More recently, Kamala Harris became the first woman to be elected Vice President of the United States. She also happens to be a woman of color, the daughter of an Indian mother and a Jamaican father. In her victory speech, Harris said, “While I may be the first woman in this office, I will not be the last. Because every little girl watching tonight sees that this is a country of possibilities.”
And for a moment, it felt as though equality may have finally been achieved.
But women still face less pay for doing the same work as men, less autonomy over their own bodies, and even in the current #MeToo era, they face a greater risk of being discriminated against, harassed, or assaulted purely because they are women.
It often seems as though we are on the precipice of great change. But change happens slowly, and mothers raising daughters today are still painfully aware of the dangers and hurdles that exist for women in the world they will one day be sending those daughters out into.

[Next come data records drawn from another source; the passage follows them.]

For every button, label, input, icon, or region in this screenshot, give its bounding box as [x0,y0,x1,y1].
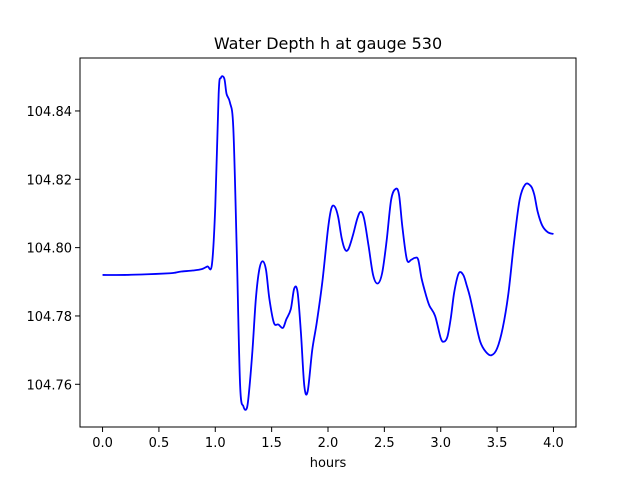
x-tick-label: 1.5 [261,436,282,451]
x-tick-label: 2.5 [374,436,395,451]
chart-title: Water Depth h at gauge 530 [214,34,442,53]
y-tick-label: 104.84 [27,105,73,120]
y-tick-label: 104.80 [27,242,73,257]
x-tick-label: 2.0 [318,436,339,451]
x-tick-label: 3.5 [487,436,508,451]
y-tick-label: 104.76 [27,378,73,393]
x-tick-label: 0.5 [149,436,170,451]
x-axis-label: hours [310,456,347,471]
x-tick-label: 1.0 [205,436,226,451]
y-tick-label: 104.78 [27,310,73,325]
y-tick-label: 104.82 [27,173,73,188]
x-tick-label: 0.0 [92,436,113,451]
x-tick-label: 4.0 [543,436,564,451]
x-tick-label: 3.0 [430,436,451,451]
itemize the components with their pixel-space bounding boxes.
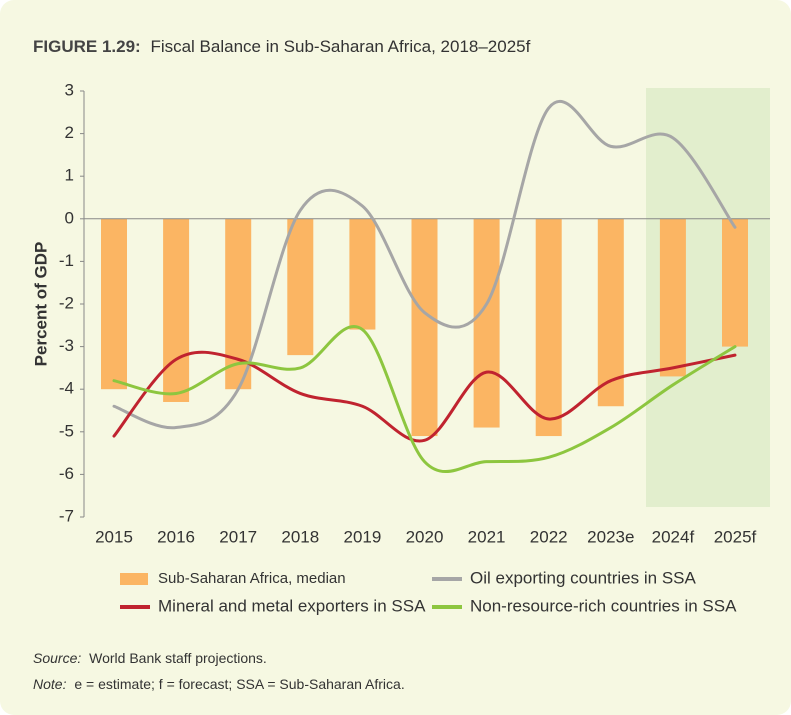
bar — [163, 218, 190, 402]
x-tick-label: 2015 — [95, 527, 133, 546]
bar — [411, 218, 438, 437]
legend-label: Non-resource-rich countries in SSA — [470, 596, 737, 615]
figure-label: FIGURE 1.29: — [33, 37, 141, 56]
line — [112, 350, 737, 443]
bar — [659, 218, 686, 377]
x-tick-label: 2018 — [281, 527, 319, 546]
y-tick-label: 2 — [65, 123, 74, 142]
note: Note: e = estimate; f = forecast; SSA = … — [33, 676, 405, 692]
x-tick-label: 2025f — [714, 527, 757, 546]
x-tick-label: 2017 — [219, 527, 257, 546]
y-tick-label: -1 — [59, 251, 74, 270]
source-text: World Bank staff projections. — [89, 650, 267, 666]
y-tick-label: -4 — [59, 379, 74, 398]
source: Source: World Bank staff projections. — [33, 650, 267, 666]
bar — [287, 218, 314, 356]
x-tick-label: 2019 — [343, 527, 381, 546]
legend-swatch — [120, 573, 148, 585]
bar — [473, 218, 500, 428]
y-tick-label: 3 — [65, 80, 74, 99]
bar — [597, 218, 624, 407]
note-text: e = estimate; f = forecast; SSA = Sub-Sa… — [74, 676, 404, 692]
source-label: Source: — [33, 650, 81, 666]
y-axis-label: Percent of GDP — [31, 242, 50, 367]
x-tick-label: 2024f — [652, 527, 695, 546]
y-tick-label: 1 — [65, 166, 74, 185]
x-tick-label: 2016 — [157, 527, 195, 546]
bar — [722, 218, 748, 347]
y-tick-label: -2 — [59, 293, 74, 312]
x-tick-label: 2020 — [406, 527, 444, 546]
bar — [101, 218, 127, 390]
x-tick-label: 2023e — [587, 527, 634, 546]
y-tick-label: -3 — [59, 336, 74, 355]
line — [112, 99, 737, 430]
line — [112, 325, 737, 474]
legend-label: Oil exporting countries in SSA — [470, 568, 696, 587]
x-tick-label: 2021 — [468, 527, 506, 546]
legend-label: Sub-Saharan Africa, median — [158, 570, 346, 587]
y-tick-label: -7 — [59, 506, 74, 525]
title-text: Fiscal Balance in Sub-Saharan Africa, 20… — [150, 37, 530, 56]
y-tick-label: -6 — [59, 464, 74, 483]
bar — [535, 218, 562, 437]
legend-label: Mineral and metal exporters in SSA — [158, 596, 426, 615]
x-tick-label: 2022 — [530, 527, 568, 546]
y-tick-label: 0 — [65, 208, 74, 227]
bar — [349, 218, 376, 330]
note-label: Note: — [33, 676, 67, 692]
y-tick-label: -5 — [59, 421, 74, 440]
chart-title: FIGURE 1.29: Fiscal Balance in Sub-Sahar… — [33, 37, 531, 56]
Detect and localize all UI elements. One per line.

That’s why it’s important to teach our daughters about how far women have come, and how far we still have to go, so here are a few ways on how to raise a strong daughter.
Read to Them
Books can be a gateway to the past and an opportunity to engage our daughters in conversations about the strong women we hope they may one day emulate. Chelsea Clinton’s She Persisted and Francesca Cavallo and Elena Favilli’s Good Night Stories for Rebel Girls are children’s books designed to help our daughters understand the challenges women have faced throughout history while also focusing on the ways women have used their voices to fight for themselves and others. These books are educational, empowering, and must-reads for the next generation of feminists which makes them a great tool on how to raise a strong daughter.
Get Them Engaged
Now is the time to teach our daughter’s how to use their voices by showing them how we use ours. When you vote, bring your daughters with you. Talk to them about the choices you’re making and why. Point out the women on the ballot, like Harris, poised to make a difference. Ask them about who they would vote for if they could and encourage them to continue thinking critically about those choices. Bring them along with you to rallies and marches. Allow them to witness firsthand what it looks like when women come together with a shared passion and fight for the change we all deserve.
Build Them Up
Encourage your daughters to explore and chase their passions. Allow them to be themselves and to go after their dreams. Praise their successes and lift them back up after their failures. In doing this, you can instill the fight in them, teaching them that what they want, what they care about, what they strive for—it all matters. And with enough hard work and perseverance, it’s all within their reach. When we raise confident girls, they eventually become confident women who can go out into the world and continue changing it.
Teach Them to Fight
The world is evolving but not quickly enough. Girls and women are still susceptible to violence, harassment, and discrimination at every turn. That’s why it’s essential to teach our girls how to wield their power and fight back. Enroll your daughters in martial arts classes and self-defense workshops. Encourage them to join speech and debate, student government, or other clubs that might help them find the power in their voice. Give them the tools to defend themselves when needed—both verbally and physically.
Show Them How to Love
True champions of women’s rights are also champions of human rights. We should be raising daughters who fight for women and fight for members of the LGBTQ+ community, minorities, immigrants, and anyone else whose voice might be unheard. There is no equality until we are all equal. Let’s teach our daughters to be allies and to love just as hard as they fight.
Our daughters need to know the history so that they can be part of ensuring we don’t ever go backwards. And they need to be given role models and taught to use their strength so they can be a part of continuing to push us forward.
*Editor’s Note: This post was previously published but has recently been updated.